27.3.2010
FR
Journal officiel de l'Union européenne
C 80/11
Pourvoi formé le 24 décembre 2009 par Ferrero SpA contre l’arrêt rendu par le Tribunal de première instance (deuxième chambre) le 14 octobre 2009 dans l’affaire T-140/08 — Ferrero SpA/Office de l’harmonisation dans le marché intérieur (marques, dessins et modèles) (OHMI), Tirol Milch reg.Gen.mbH Innsbruck
(Affaire C-552/09 P)
2010/C 80/19
Langue de procédure: l’anglais
Parties
Partie requérante: Ferrero SpA (représentants: F. Jacobacci, C. Gielen et H. M. H. Speyart, avocats)

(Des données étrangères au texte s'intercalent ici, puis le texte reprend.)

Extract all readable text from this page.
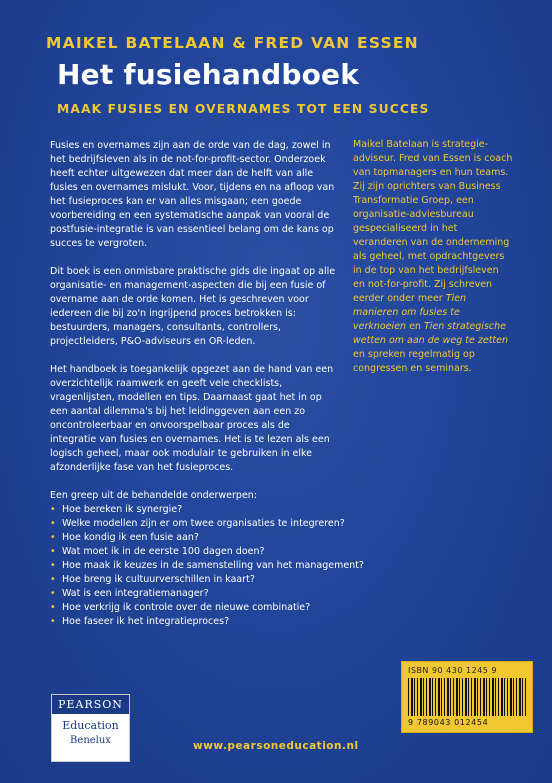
MAIKEL BATELAAN & FRED VAN ESSEN
Het fusiehandboek
MAAK FUSIES EN OVERNAMES TOT EEN SUCCES

Fusies en overnames zijn aan de orde van de dag, zowel in het bedrijfsleven als in de not-for-profit-sector. Onderzoek heeft echter uitgewezen dat meer dan de helft van alle fusies en overnames mislukt. Voor, tijdens en na afloop van het fusieproces kan er van alles misgaan; een goede voorbereiding en een systematische aanpak van vooral de postfusie-integratie is van essentieel belang om de kans op succes te vergroten.

Dit boek is een onmisbare praktische gids die ingaat op alle organisatie- en management-aspecten die bij een fusie of overname aan de orde komen. Het is geschreven voor iedereen die bij zo'n ingrijpend proces betrokken is: bestuurders, managers, consultants, controllers, projectleiders, P&O-adviseurs en OR-leden.

Het handboek is toegankelijk opgezet aan de hand van een overzichtelijk raamwerk en geeft vele checklists, vragenlijsten, modellen en tips. Daarnaast gaat het in op een aantal dilemma's bij het leidinggeven aan een zo oncontroleerbaar en onvoorspelbaar proces als de integratie van fusies en overnames. Het is te lezen als een logisch geheel, maar ook modulair te gebruiken in elke afzonderlijke fase van het fusieproces.

Een greep uit de behandelde onderwerpen:

• Hoe bereken ik synergie?
• Welke modellen zijn er om twee organisaties te integreren?
• Hoe kondig ik een fusie aan?
• Wat moet ik in de eerste 100 dagen doen?
• Hoe maak ik keuzes in de samenstelling van het management?
• Hoe breng ik cultuurverschillen in kaart?
• Wat is een integratiemanager?
• Hoe verkrijg ik controle over de nieuwe combinatie?
• Hoe faseer ik het integratieproces?

Maikel Batelaan is strategie-adviseur. Fred van Essen is coach van topmanagers en hun teams. Zij zijn oprichters van Business Transformatie Groep, een organisatie-adviesbureau gespecialiseerd in het veranderen van de onderneming als geheel, met opdrachtgevers in de top van het bedrijfsleven en not-for-profit. Zij schreven eerder onder meer Tien manieren om fusies te verknoeien en Tien strategische wetten om aan de weg te zetten en spreken regelmatig op congressen en seminars.

ISBN 90 430 1245 9
9 789043 012454
PEARSON
Education
Benelux	www.pearsoneducation.nl
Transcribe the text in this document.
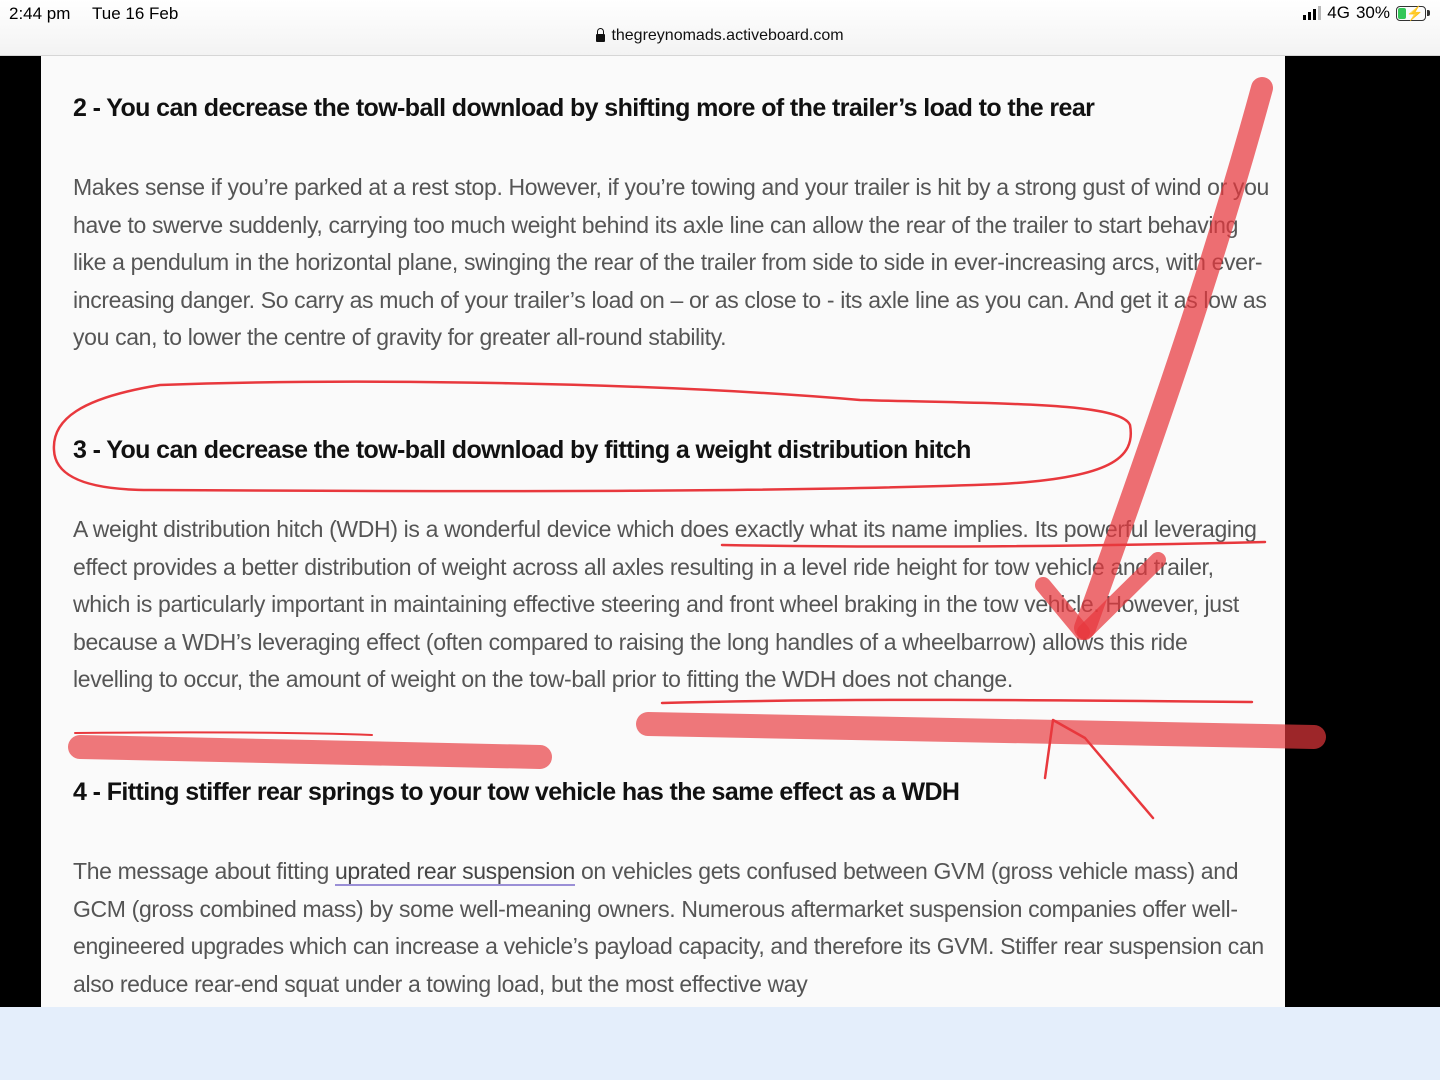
2:44 pm Tue 16 Feb	4G 30% ⚡
thegreynomads.activeboard.com
2 - You can decrease the tow-ball download by shifting more of the trailer’s load to the rear

Makes sense if you’re parked at a rest stop. However, if you’re towing and your trailer is hit by a strong gust of wind or you have to swerve suddenly, carrying too much weight behind its axle line can allow the rear of the trailer to start behaving like a pendulum in the horizontal plane, swinging the rear of the trailer from side to side in ever-increasing arcs, with ever-increasing danger. So carry as much of your trailer’s load on – or as close to - its axle line as you can. And get it as low as you can, to lower the centre of gravity for greater all-round stability.

3 - You can decrease the tow-ball download by fitting a weight distribution hitch

A weight distribution hitch (WDH) is a wonderful device which does exactly what its name implies. Its powerful leveraging effect provides a better distribution of weight across all axles resulting in a level ride height for tow vehicle and trailer, which is particularly important in maintaining effective steering and front wheel braking in the tow vehicle. However, just because a WDH’s leveraging effect (often compared to raising the long handles of a wheelbarrow) allows this ride levelling to occur, the amount of weight on the tow-ball prior to fitting the WDH does not change.

4 - Fitting stiffer rear springs to your tow vehicle has the same effect as a WDH

The message about fitting uprated rear suspension on vehicles gets confused between GVM (gross vehicle mass) and GCM (gross combined mass) by some well-meaning owners. Numerous aftermarket suspension companies offer well-engineered upgrades which can increase a vehicle’s payload capacity, and therefore its GVM. Stiffer rear suspension can also reduce rear-end squat under a towing load, but the most effective way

Autres parties à la procédure: Office de l’harmonisation dans le marché intérieur (marques, dessins et modèles) (OHMI), Tirol Milch reg.Gen.mbH Innsbruck
Conclusions de la partie requérante
—
annuler l’arrêt attaqué;
—
faire droit au recours de Ferrero visant à l’annulation de la décision attaquée ou, à titre subsidiaire, renvoyer l’affaire devant le Tribunal pour réexamen; et
—
condamner l’OHMI à supporter ses propres dépens ainsi que ceux de Ferrero, relatifs tant à la première instance qu’au pourvoi.
Moyens et principaux arguments
La partie requérante fait valoir que l’arrêt attaqué devrait être annulé pour les motifs suivants:
—
le Tribunal de première instance des Communautés européennes (ci-après le «Tribunal») a violé le système mis en place par l’article 8 du règlement no 40/94 (1) en effectuant une analyse factuelle unique de la similitude ayant des conséquences à la fois dans le cadre de l’article 8, paragraphe 1, sous b), et dans le cadre de l’article 8, paragraphe 5, du règlement no 40/94, bien que ces deux dispositions appellent l’application de séries de critères totalement différentes;
—
le Tribunal a commis une erreur de droit en considérant que, pour conclure que les conditions d’application de l’article 8, paragraphe 1, sous b), et paragraphe 5, n’étaient pas remplies, il ne devait pas tenir compte de la renommée des marques antérieures;
—
le Tribunal a commis une erreur de droit ou a dénaturé les faits qui lui étaient soumis en appliquant, aux fins d’apprécier la similitude, des règles de preuve erronées, non fondées et non motivées;
—
le Tribunal a commis une erreur de droit en ne tenant pas dûment compte du fait que parmi les marques antérieures figurent des marques verbales et que la marque contestée est une marque figurative; et
—
le Tribunal a commis une erreur de droit en ne tenant pas dûment compte du fait qu’il existe une famille de marques.
(1) Règlement (CE) no 40/94 du Conseil, du 20 décembre 1993, sur la marque communautaire (JO 1994, L 11, p. 1).